Il leader repubblicano ha infatti imposto nuovi dazi del 25% su tutte le importazioni da Canada e Messico, interrompendo di fatto l’esenzione garantita dagli accordi di libero scambio nordamericani, spesso definiti come NAFTA 2.0.
La mossa, che mira a riportare la produzione manifatturiera negli Stati Uniti, ha scatenato immediate reazioni da parte dei partner commerciali.
Il primo a rispondere è stato il premier canadese Justin Trudeau, che ha definito i dazi statunitensi “una misura inaccettabile e profondamente dannosa per i lavoratori e le imprese del nostro Paese”.
Trudeau ha annunciato ritorsioni, dichiarando che il Canada “non resterà a guardare mentre si mettono a rischio posti di lavoro e stabilità economica”. Anche il governo messicano ha espresso preoccupazione, mentre le aziende nordamericane hanno iniziato a valutare le possibili conseguenze della nuova barriera commerciale.
La preoccupazione di Big Three
Tra i settori più colpiti c’è l’automotive. Le Big Three di Detroit (General Motors, Ford e Stellantis), hanno esercitato pressioni su Trump per ottenere un’esenzione dai nuovi dazi.
Il risultato è stata una tregua di un mese per l’industria automobilistica, un compromesso che concede alle aziende un risicato margine di manovra prima che le tariffe entrino in vigore.
Il problema principale è la complessità delle catene di approvvigionamento.
Molti stabilimenti delle Big Three si trovano in Canada e Messico: GM produce il Chevy Equinox in entrambi i Paesi, Ford assembla i suoi SUV Lincoln Nautilus in Ontario, mentre Stellantis costruisce le Dodge Charger nello stesso Stato canadese. Inoltre, numerosi fornitori di componenti hanno fabbriche fuori dagli Stati Uniti.
L’aumento dei costi di importazione rischia di avere un impatto diretto sul mercato automobilistico.
Secondo Jeff Schott, economista del Peterson Institute for International Economics, i nuovi dazi potrebbero far salire il prezzo delle vetture fino a 12.000 dollari. “Se ciò accade, i concessionari si troveranno con auto invendibili nei loro piazzali”, ha avvertito Schott in un’intervista al Detroit Free Press.

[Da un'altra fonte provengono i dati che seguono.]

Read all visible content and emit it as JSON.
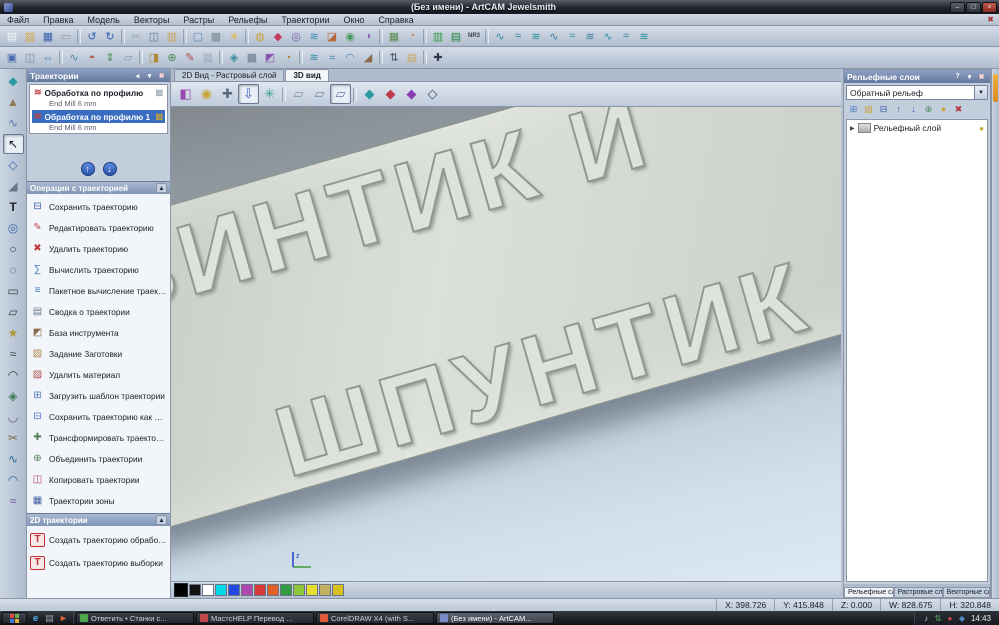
{
  "window": {
    "title": "(Без имени) - ArtCAM Jewelsmith",
    "minimize_glyph": "–",
    "maximize_glyph": "□",
    "close_glyph": "×"
  },
  "menubar": {
    "items": [
      "Файл",
      "Правка",
      "Модель",
      "Векторы",
      "Растры",
      "Рельефы",
      "Траектории",
      "Окно",
      "Справка"
    ],
    "mdi_close": "✖"
  },
  "toolbar_row1": {
    "icons": [
      {
        "name": "new-model-icon",
        "glyph": "▤",
        "color": "#f2f4f8"
      },
      {
        "name": "open-model-icon",
        "glyph": "▨",
        "color": "#d8a940"
      },
      {
        "name": "save-model-icon",
        "glyph": "▦",
        "color": "#3a5fae"
      },
      {
        "name": "print-icon",
        "glyph": "▭",
        "color": "#8d99a8"
      },
      {
        "sep": true
      },
      {
        "name": "undo-icon",
        "glyph": "↺",
        "color": "#2f5fae"
      },
      {
        "name": "redo-icon",
        "glyph": "↻",
        "color": "#2f5fae"
      },
      {
        "sep": true
      },
      {
        "name": "cut-icon",
        "glyph": "✂",
        "color": "#9aa6b4"
      },
      {
        "name": "copy-icon",
        "glyph": "◫",
        "color": "#6a7a92"
      },
      {
        "name": "paste-icon",
        "glyph": "▥",
        "color": "#c9a45a"
      },
      {
        "sep": true
      },
      {
        "name": "model-dimensions-icon",
        "glyph": "▢",
        "color": "#5a84b8"
      },
      {
        "name": "greyscale-view-icon",
        "glyph": "▩",
        "color": "#7e8a98"
      },
      {
        "name": "lighting-icon",
        "glyph": "☀",
        "color": "#e2b63a"
      },
      {
        "sep": true
      },
      {
        "name": "ring-wizard-icon",
        "glyph": "◍",
        "color": "#c9a43a"
      },
      {
        "name": "gem-tool-icon",
        "glyph": "◆",
        "color": "#c23a5e"
      },
      {
        "name": "rotary-relief-icon",
        "glyph": "◎",
        "color": "#7a5ab2"
      },
      {
        "name": "two-rail-sweep-icon",
        "glyph": "≋",
        "color": "#3a8fb2"
      },
      {
        "name": "extrude-icon",
        "glyph": "◪",
        "color": "#b2673a"
      },
      {
        "name": "spin-icon",
        "glyph": "◉",
        "color": "#4a9a5e"
      },
      {
        "name": "turn-icon",
        "glyph": "◑",
        "color": "#8a6ab2"
      },
      {
        "sep": true
      },
      {
        "name": "texture-relief-icon",
        "glyph": "▦",
        "color": "#5a8a4a"
      },
      {
        "name": "face-wizard-icon",
        "glyph": "◔",
        "color": "#c98a4a"
      },
      {
        "sep": true
      },
      {
        "name": "pcb-wizard-icon",
        "glyph": "▥",
        "color": "#2f9a3f"
      },
      {
        "name": "pcb-relief-icon",
        "glyph": "▤",
        "color": "#22843a"
      },
      {
        "name": "nr3-tool-icon",
        "glyph": "NR3",
        "color": "#343c46",
        "text": true
      },
      {
        "sep": true
      },
      {
        "name": "sweep-profile-1-icon",
        "glyph": "∿",
        "color": "#2a8da0"
      },
      {
        "name": "sweep-profile-2-icon",
        "glyph": "≈",
        "color": "#3a7da0"
      },
      {
        "name": "sweep-profile-3-icon",
        "glyph": "≋",
        "color": "#2a8da0"
      },
      {
        "name": "sweep-profile-4-icon",
        "glyph": "∿",
        "color": "#3a7da0"
      },
      {
        "name": "sweep-profile-5-icon",
        "glyph": "≈",
        "color": "#2a8da0"
      },
      {
        "name": "sweep-profile-6-icon",
        "glyph": "≋",
        "color": "#3a7da0"
      },
      {
        "name": "sweep-profile-7-icon",
        "glyph": "∿",
        "color": "#2a8da0"
      },
      {
        "name": "sweep-profile-8-icon",
        "glyph": "≈",
        "color": "#3a7da0"
      },
      {
        "name": "sweep-profile-9-icon",
        "glyph": "≋",
        "color": "#2a8da0"
      }
    ]
  },
  "toolbar_row2": {
    "icons": [
      {
        "name": "adjust-model-icon",
        "glyph": "▣",
        "color": "#4a6ab0"
      },
      {
        "name": "mirror-model-icon",
        "glyph": "◫",
        "color": "#7a8aa0"
      },
      {
        "name": "offset-model-icon",
        "glyph": "⇔",
        "color": "#3a7ac0"
      },
      {
        "sep": true
      },
      {
        "name": "smooth-relief-icon",
        "glyph": "∿",
        "color": "#4a8ab0"
      },
      {
        "name": "invert-relief-icon",
        "glyph": "◓",
        "color": "#b05a4a"
      },
      {
        "name": "scale-relief-icon",
        "glyph": "⇕",
        "color": "#4a8a5a"
      },
      {
        "name": "reset-relief-icon",
        "glyph": "▱",
        "color": "#8a96a6"
      },
      {
        "sep": true
      },
      {
        "name": "copy-relief-icon",
        "glyph": "◨",
        "color": "#b08a3a"
      },
      {
        "name": "merge-relief-icon",
        "glyph": "⊕",
        "color": "#4a8a5a"
      },
      {
        "name": "sculpt-icon",
        "glyph": "✎",
        "color": "#b04a4a"
      },
      {
        "name": "erase-relief-icon",
        "glyph": "▨",
        "color": "#9aa6b4"
      },
      {
        "sep": true
      },
      {
        "name": "vector-trace-icon",
        "glyph": "◈",
        "color": "#3a8aa0"
      },
      {
        "name": "bitmap-layer-icon",
        "glyph": "▩",
        "color": "#6a7a8e"
      },
      {
        "name": "emboss-wizard-icon",
        "glyph": "◩",
        "color": "#8a5ab0"
      },
      {
        "name": "dome-tool-icon",
        "glyph": "◔",
        "color": "#b07a3a"
      },
      {
        "sep": true
      },
      {
        "name": "weave-wizard-icon",
        "glyph": "≋",
        "color": "#2a8da0"
      },
      {
        "name": "texture-flow-icon",
        "glyph": "≈",
        "color": "#3a7da0"
      },
      {
        "name": "isoform-icon",
        "glyph": "◠",
        "color": "#4a8ab0"
      },
      {
        "name": "extrude-relief-icon",
        "glyph": "◢",
        "color": "#8a6a4a"
      },
      {
        "sep": true
      },
      {
        "name": "measure-icon",
        "glyph": "⇅",
        "color": "#47506a"
      },
      {
        "name": "notes-icon",
        "glyph": "▤",
        "color": "#c9a45a"
      },
      {
        "sep": true
      },
      {
        "name": "move-model-icon",
        "glyph": "✚",
        "color": "#2f3844"
      }
    ]
  },
  "left_toolbar": {
    "icons": [
      {
        "name": "gem-select-icon",
        "glyph": "◆",
        "color": "#2f9aa6"
      },
      {
        "name": "relief-node-icon",
        "glyph": "▲",
        "color": "#8a7a56"
      },
      {
        "name": "smooth-brush-icon",
        "glyph": "∿",
        "color": "#5a7ab0"
      },
      {
        "name": "select-vectors-icon",
        "glyph": "↖",
        "color": "#14181e",
        "pressed": true
      },
      {
        "name": "node-editing-icon",
        "glyph": "◇",
        "color": "#3a66b0"
      },
      {
        "name": "measure-tool-icon",
        "glyph": "◢",
        "color": "#6a7686"
      },
      {
        "name": "create-text-icon",
        "glyph": "T",
        "color": "#1c222a",
        "text": true
      },
      {
        "name": "zoom-tool-icon",
        "glyph": "◎",
        "color": "#3a66b0"
      },
      {
        "name": "create-circle-icon",
        "glyph": "○",
        "color": "#39424e"
      },
      {
        "name": "create-ellipse-icon",
        "glyph": "◌",
        "color": "#39424e"
      },
      {
        "name": "create-rectangle-icon",
        "glyph": "▭",
        "color": "#39424e"
      },
      {
        "name": "create-polygon-icon",
        "glyph": "▱",
        "color": "#39424e"
      },
      {
        "name": "create-star-icon",
        "glyph": "★",
        "color": "#b0983a"
      },
      {
        "name": "create-polyline-icon",
        "glyph": "≈",
        "color": "#39424e"
      },
      {
        "name": "create-arc-icon",
        "glyph": "◠",
        "color": "#39424e"
      },
      {
        "name": "offset-vector-icon",
        "glyph": "◈",
        "color": "#3a7a56"
      },
      {
        "name": "fillet-tool-icon",
        "glyph": "◡",
        "color": "#704a90"
      },
      {
        "name": "trim-vectors-icon",
        "glyph": "✂",
        "color": "#806a50"
      },
      {
        "name": "join-vectors-icon",
        "glyph": "∿",
        "color": "#2f6a9a"
      },
      {
        "name": "wrap-text-icon",
        "glyph": "◠",
        "color": "#2f6a9a"
      },
      {
        "name": "paste-along-curve-icon",
        "glyph": "≈",
        "color": "#704a90"
      }
    ]
  },
  "toolpath_panel": {
    "title": "Траектории",
    "header_icons": [
      {
        "name": "panel-scroll-icon",
        "glyph": "◂",
        "color": "#ffffff"
      },
      {
        "name": "panel-pin-icon",
        "glyph": "▾",
        "color": "#ffffff"
      },
      {
        "name": "panel-close-icon",
        "glyph": "✖",
        "color": "#ffd6d0"
      }
    ],
    "toolpaths": [
      {
        "label": "Обработка по профилю",
        "tool": "End Mill 6 mm",
        "icon_glyph": "≋",
        "icon_color": "#c04040",
        "badge_glyph": "▥",
        "badge_color": "#9aa6b4"
      },
      {
        "label": "Обработка по профилю 1",
        "tool": "End Mill 6 mm",
        "icon_glyph": "≋",
        "icon_color": "#c04040",
        "badge_glyph": "▥",
        "badge_color": "#c9a43a",
        "selected": true
      }
    ],
    "updown_icons": [
      {
        "name": "move-toolpath-up-button",
        "glyph": "↑",
        "color": "#ffffff"
      },
      {
        "name": "move-toolpath-down-button",
        "glyph": "↓",
        "color": "#ffffff"
      }
    ],
    "operations_header": "Операции с траекторией",
    "section_icons": [
      {
        "name": "collapse-section-icon",
        "glyph": "▴",
        "color": "#28324a"
      }
    ],
    "operations": [
      {
        "name": "save-toolpath-icon",
        "glyph": "⊟",
        "color": "#3a5fae",
        "label": "Сохранить траекторию"
      },
      {
        "name": "edit-toolpath-icon",
        "glyph": "✎",
        "color": "#c04848",
        "label": "Редактировать траекторию"
      },
      {
        "name": "delete-toolpath-icon",
        "glyph": "✖",
        "color": "#c03838",
        "label": "Удалить траекторию"
      },
      {
        "name": "calculate-toolpath-icon",
        "glyph": "∑",
        "color": "#3a7ab8",
        "label": "Вычислить траекторию"
      },
      {
        "name": "batch-calculate-icon",
        "glyph": "≡",
        "color": "#3a7ab8",
        "label": "Пакетное вычисление траекторий"
      },
      {
        "name": "toolpath-summary-icon",
        "glyph": "▤",
        "color": "#6a7a8e",
        "label": "Сводка о траектории"
      },
      {
        "name": "tool-database-icon",
        "glyph": "◩",
        "color": "#8a6a4a",
        "label": "База инструмента"
      },
      {
        "name": "material-setup-icon",
        "glyph": "▧",
        "color": "#b08848",
        "label": "Задание Заготовки"
      },
      {
        "name": "delete-material-icon",
        "glyph": "▨",
        "color": "#b05048",
        "label": "Удалить материал"
      },
      {
        "name": "load-toolpath-template-icon",
        "glyph": "⊞",
        "color": "#4a7ac0",
        "label": "Загрузить шаблон траектории"
      },
      {
        "name": "save-toolpath-template-icon",
        "glyph": "⊟",
        "color": "#4a7ac0",
        "label": "Сохранить траекторию как шаблон"
      },
      {
        "name": "transform-toolpath-icon",
        "glyph": "✚",
        "color": "#508050",
        "label": "Трансформировать траектории"
      },
      {
        "name": "merge-toolpaths-icon",
        "glyph": "⊕",
        "color": "#508050",
        "label": "Объединить траектории"
      },
      {
        "name": "copy-toolpath-icon",
        "glyph": "◫",
        "color": "#b04868",
        "label": "Копировать траектории"
      },
      {
        "name": "toolpath-zones-icon",
        "glyph": "▦",
        "color": "#4060a0",
        "label": "Траектории зоны"
      }
    ],
    "toolpaths2d_header": "2D траектории",
    "section_icons2": [
      {
        "name": "collapse-section-icon",
        "glyph": "▴",
        "color": "#28324a"
      }
    ],
    "toolpaths2d": [
      {
        "name": "profile-toolpath-icon",
        "glyph": "T",
        "color": "#c03030",
        "label": "Создать траекторию обработки по профилю"
      },
      {
        "name": "area-clearance-toolpath-icon",
        "glyph": "T",
        "color": "#c03030",
        "label": "Создать траекторию выборки"
      }
    ]
  },
  "canvas": {
    "tabs": [
      {
        "label": "2D Вид - Растровый слой"
      },
      {
        "label": "3D вид",
        "active": true
      }
    ],
    "view_toolbar": [
      {
        "name": "view-cube-icon",
        "glyph": "◧",
        "color": "#9a4ab0"
      },
      {
        "name": "zoom-objects-icon",
        "glyph": "◉",
        "color": "#c9a43a"
      },
      {
        "name": "pan-view-icon",
        "glyph": "✚",
        "color": "#5a6a80"
      },
      {
        "name": "toggle-z-icon",
        "glyph": "⇩",
        "color": "#3a5ac0",
        "pressed": true
      },
      {
        "name": "twirl-view-icon",
        "glyph": "✳",
        "color": "#3aa08e"
      },
      {
        "sep": true
      },
      {
        "name": "draw-plane-x-icon",
        "glyph": "▱",
        "color": "#8a96a6"
      },
      {
        "name": "draw-plane-y-icon",
        "glyph": "▱",
        "color": "#7a86a6"
      },
      {
        "name": "draw-plane-z-icon",
        "glyph": "▱",
        "color": "#6a76a6",
        "pressed": true
      },
      {
        "sep": true
      },
      {
        "name": "relief-preview-icon",
        "glyph": "◆",
        "color": "#2a9aa0"
      },
      {
        "name": "relief-delete-icon",
        "glyph": "◆",
        "color": "#c03a4a"
      },
      {
        "name": "relief-invert-icon",
        "glyph": "◆",
        "color": "#8a3ab0"
      },
      {
        "name": "relief-wireframe-icon",
        "glyph": "◇",
        "color": "#47507a"
      }
    ],
    "relief": {
      "line1": "ВИНТИК И",
      "line2": "ШПУНТИК"
    },
    "palette": [
      "#000000",
      "#141414",
      "#ffffff",
      "#00d8e8",
      "#2248e0",
      "#b048b0",
      "#d83838",
      "#e06028",
      "#2f9a3f",
      "#8cc83a",
      "#e8e030",
      "#c0b060",
      "#d8c020"
    ]
  },
  "relief_panel": {
    "title": "Рельефные слои",
    "header_icons": [
      {
        "name": "panel-help-icon",
        "glyph": "?",
        "color": "#ffffff",
        "text": true
      },
      {
        "name": "panel-pin-icon",
        "glyph": "▾",
        "color": "#ffffff"
      },
      {
        "name": "panel-close-icon",
        "glyph": "✖",
        "color": "#ffd6d0"
      }
    ],
    "combo_value": "Обратный рельеф",
    "combo_arrow": "▼",
    "tool_icons": [
      {
        "name": "new-layer-icon",
        "glyph": "⊞",
        "color": "#4a7ac0"
      },
      {
        "name": "open-layer-icon",
        "glyph": "▨",
        "color": "#c9a43a"
      },
      {
        "name": "save-layer-icon",
        "glyph": "⊟",
        "color": "#3a5fae"
      },
      {
        "name": "layer-up-icon",
        "glyph": "↑",
        "color": "#3a66b0"
      },
      {
        "name": "layer-down-icon",
        "glyph": "↓",
        "color": "#3a66b0"
      },
      {
        "name": "merge-layers-icon",
        "glyph": "⊕",
        "color": "#4a8a5a"
      },
      {
        "name": "toggle-visibility-icon",
        "glyph": "●",
        "color": "#c9a43a"
      },
      {
        "name": "delete-layer-icon",
        "glyph": "✖",
        "color": "#b03a3a"
      }
    ],
    "layers": [
      {
        "name_label": "Рельефный слой",
        "expander": "▶",
        "bulb": "●",
        "bulb_color": "#c9a43a"
      }
    ],
    "tabs": [
      {
        "label": "Рельефные сл...",
        "active": true
      },
      {
        "label": "Растровые слои"
      },
      {
        "label": "Векторные сл..."
      }
    ]
  },
  "statusbar": {
    "coords": [
      "X: 398.726",
      "Y: 415.848",
      "Z: 0.000",
      "W: 828.675",
      "H: 320.848"
    ]
  },
  "taskbar": {
    "quick_launch": [
      {
        "name": "quick-launch-browser-icon",
        "glyph": "e",
        "color": "#4ab0e8",
        "text": true
      },
      {
        "name": "quick-launch-desktop-icon",
        "glyph": "▤",
        "color": "#9aa6b4"
      },
      {
        "name": "quick-launch-player-icon",
        "glyph": "►",
        "color": "#e06838"
      }
    ],
    "windows": [
      {
        "icon_name": "task-icon-forum",
        "icon_color": "#4aa84a",
        "label": "Ответить • Станки с..."
      },
      {
        "icon_name": "task-icon-help",
        "icon_color": "#c04848",
        "label": "МастсHELP Перевод ..."
      },
      {
        "icon_name": "task-icon-coreldraw",
        "icon_color": "#e05a3a",
        "label": "CorelDRAW X4 (with S..."
      },
      {
        "icon_name": "task-icon-artcam",
        "icon_color": "#7a8ac8",
        "label": "(Без имени) - ArtCAM...",
        "active": true
      }
    ],
    "tray_icons": [
      {
        "name": "tray-volume-icon",
        "glyph": "♪",
        "color": "#cfd6de"
      },
      {
        "name": "tray-network-icon",
        "glyph": "⇅",
        "color": "#5ab05a"
      },
      {
        "name": "tray-antivirus-icon",
        "glyph": "●",
        "color": "#c04848"
      },
      {
        "name": "tray-update-icon",
        "glyph": "◆",
        "color": "#4a8ac8"
      }
    ],
    "time": "14:43"
  }
}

“Non potremmo resistere a lungo”
Trump ha difeso la sua strategia durante il discorso dell’altro ieri al Congresso, esortando i produttori a riportare la produzione negli Stati Uniti.
Ma il CEO di Ford, Jim Farley, ha già chiarito che l’azienda non ha impianti con capacità produttiva inutilizzata per trasferire immediatamente le operazioni. “Potremmo resistere ai dazi nel breve termine, ma se dovessero persistere, creerebbero un buco nell’industria americana come mai visto prima”, ha dichiarato Farley.

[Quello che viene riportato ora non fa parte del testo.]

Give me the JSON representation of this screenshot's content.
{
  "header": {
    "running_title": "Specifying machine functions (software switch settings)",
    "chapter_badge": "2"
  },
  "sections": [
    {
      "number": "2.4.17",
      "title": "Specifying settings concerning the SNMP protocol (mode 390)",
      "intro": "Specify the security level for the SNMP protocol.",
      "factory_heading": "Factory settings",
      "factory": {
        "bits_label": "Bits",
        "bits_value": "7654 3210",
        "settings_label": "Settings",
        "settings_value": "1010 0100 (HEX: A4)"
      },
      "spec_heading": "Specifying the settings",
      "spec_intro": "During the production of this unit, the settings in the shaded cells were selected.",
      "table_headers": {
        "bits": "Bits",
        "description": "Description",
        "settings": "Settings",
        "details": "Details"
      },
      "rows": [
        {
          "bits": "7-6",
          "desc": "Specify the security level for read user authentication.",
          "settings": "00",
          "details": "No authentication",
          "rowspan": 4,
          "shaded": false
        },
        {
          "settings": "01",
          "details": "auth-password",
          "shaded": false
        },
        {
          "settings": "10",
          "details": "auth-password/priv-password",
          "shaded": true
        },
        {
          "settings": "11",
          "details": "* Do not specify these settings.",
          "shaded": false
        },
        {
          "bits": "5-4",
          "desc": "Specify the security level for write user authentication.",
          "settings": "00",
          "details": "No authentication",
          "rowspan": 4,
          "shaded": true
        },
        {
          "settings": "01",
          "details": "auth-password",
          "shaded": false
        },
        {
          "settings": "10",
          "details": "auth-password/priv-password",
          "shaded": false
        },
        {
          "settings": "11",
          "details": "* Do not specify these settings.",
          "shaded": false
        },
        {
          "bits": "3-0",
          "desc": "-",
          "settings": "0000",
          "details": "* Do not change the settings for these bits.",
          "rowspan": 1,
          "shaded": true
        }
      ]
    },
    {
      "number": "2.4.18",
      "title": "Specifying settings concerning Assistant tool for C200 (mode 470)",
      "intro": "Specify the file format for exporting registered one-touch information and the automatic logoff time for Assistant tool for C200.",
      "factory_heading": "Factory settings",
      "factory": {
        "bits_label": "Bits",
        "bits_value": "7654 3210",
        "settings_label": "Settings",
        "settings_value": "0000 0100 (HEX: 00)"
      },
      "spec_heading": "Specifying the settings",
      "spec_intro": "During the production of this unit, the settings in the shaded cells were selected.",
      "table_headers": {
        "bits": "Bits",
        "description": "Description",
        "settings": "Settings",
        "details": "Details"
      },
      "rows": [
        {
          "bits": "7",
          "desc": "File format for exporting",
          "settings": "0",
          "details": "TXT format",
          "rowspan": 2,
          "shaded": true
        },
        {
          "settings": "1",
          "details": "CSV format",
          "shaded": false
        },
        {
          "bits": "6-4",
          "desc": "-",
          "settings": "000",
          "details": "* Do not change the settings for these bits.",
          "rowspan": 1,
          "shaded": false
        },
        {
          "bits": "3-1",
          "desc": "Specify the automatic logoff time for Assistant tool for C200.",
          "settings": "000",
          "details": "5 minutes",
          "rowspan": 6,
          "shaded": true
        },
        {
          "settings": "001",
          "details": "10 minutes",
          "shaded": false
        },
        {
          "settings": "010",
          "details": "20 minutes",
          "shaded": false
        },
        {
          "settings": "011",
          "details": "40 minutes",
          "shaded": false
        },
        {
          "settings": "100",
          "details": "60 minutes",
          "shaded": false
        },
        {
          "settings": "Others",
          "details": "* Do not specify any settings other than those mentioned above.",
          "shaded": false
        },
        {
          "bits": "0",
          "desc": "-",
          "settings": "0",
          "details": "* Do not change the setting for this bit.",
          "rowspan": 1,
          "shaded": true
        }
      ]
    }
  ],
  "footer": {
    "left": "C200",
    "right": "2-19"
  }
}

I numeri confermano l’importanza di Messico e Canada per il mercato automobilistico americano: nei primi due mesi dell’anno, il 17,4% dei veicoli venduti negli USA è stato prodotto in Messico e il 7,4% in Canada, secondo i dati di Edmunds.com.
Senza un accordo, la stretta di Trump rischia di mettere in crisi l’intero settore.